Мартин завозился, открыл глазки, тихонько захныкал.

Марта взяла его на руки, нежно улыбнулась, поцеловала.

– Доброе утро, любовь моя!

В дверь спальни деликатно постучали. Марта накинула шёлковый халат, поправила волосы.

– Кто там?

Анна. Горничная. Не осмелилась войти без приглашения. Вышколенная. Молодцы Дерингеры!

– Доброе утро, фройляйн Дархау, – раздался из-за двери звонкий девичий голос. – Фрау Дерингер просит вам передать, что завтрак готов. Вам подать в спальню, или Вы изволите спуститься?

– Подайте в спальню.

– Сию минуту, – с готовностью отозвалась Анна. Так и не зашла. Её же не звали.

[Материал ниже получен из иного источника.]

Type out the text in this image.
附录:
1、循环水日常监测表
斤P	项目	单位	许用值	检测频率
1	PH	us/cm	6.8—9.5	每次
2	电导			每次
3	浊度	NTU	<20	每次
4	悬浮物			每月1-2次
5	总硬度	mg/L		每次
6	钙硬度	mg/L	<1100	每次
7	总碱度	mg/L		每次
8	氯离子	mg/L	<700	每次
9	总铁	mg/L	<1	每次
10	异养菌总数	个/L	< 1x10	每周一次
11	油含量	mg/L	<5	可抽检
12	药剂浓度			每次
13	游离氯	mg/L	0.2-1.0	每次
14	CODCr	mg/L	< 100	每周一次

После завтрака Марта заботливо перепеленала ребёнка, уложила в коляску и не спеша, пешком отправилась на почту – справиться, нет ли от Акселя весточки.

ЧАСТЬ ТРЕТЬЯ

I

…Огромное поле было изрыто траншеями, как шрамами. Земля должна отдыхать, чтобы родить больше хлеба, но где там! Люди не дают земле отдыхать. Окопы, ходы сообщения, колючая проволока, противотанковые ежи, врытые в землю тяжёлые орудия.

Ранним пасмурным утром, когда и небо ещё сонное, старший лейтенант Макаров был уже на ногах. Он внимательно следил, как бойцы устанавливали орудия, таскали ящики с боеприпасом. Проходя мимо колонны танков, Макаров невольно остановился и залюбовался, как танкисты выполняют команду «По местам!» – в одну секунду сотня человек, как один, запрыгивает на танки и исчезает в люках. Ещё через секунду заводятся моторы, и грозно разворачиваются башни в сторону вражеского стана. Скоро, уже совсем скоро они рванутся вперёд. Им одна дорога – только вперёд! Навстречу славной победе или славной гибели. Цена фашисту – одна пуля. Никаких им трофеев, кроме позора и пуль!

Дула советских танков были обращены на тёмный утренний запад. Оттуда, как из подземелья, показались первые цепи немецких пехотинцев. И они всё прибывали! Их чёрные мундиры покрыли всё до горизонта, казалось, даже заслонили собой небо. Макаров пришёл в некоторое замешательство. Столько?! Разведданные не правильные, что ли?

Светлело. Тысячи немецких пехотинцев неумолимо приближались, в сопровождении урчащих танков с белыми крестами. Авангард немецкой пехоты почти достиг советских окопов. Немцы по-прежнему хранили молчание. Никаких криков «ура» или чего-то подобного. Огромная многоголовая гидра в зловещем молчании шагала на наши окопы.

В небе шныряли самолёты с белыми крестами на крыльях.

По немецкой пехоте из советских окопов велась отчаянная пулемётная и автоматная пальба. Но это не помогало. Чёрная фашистская гидра росла, как на дрожжах, и разрослась почти до небес. Всё поле до горизонта стало чёрным от этих ненавистных мундиров.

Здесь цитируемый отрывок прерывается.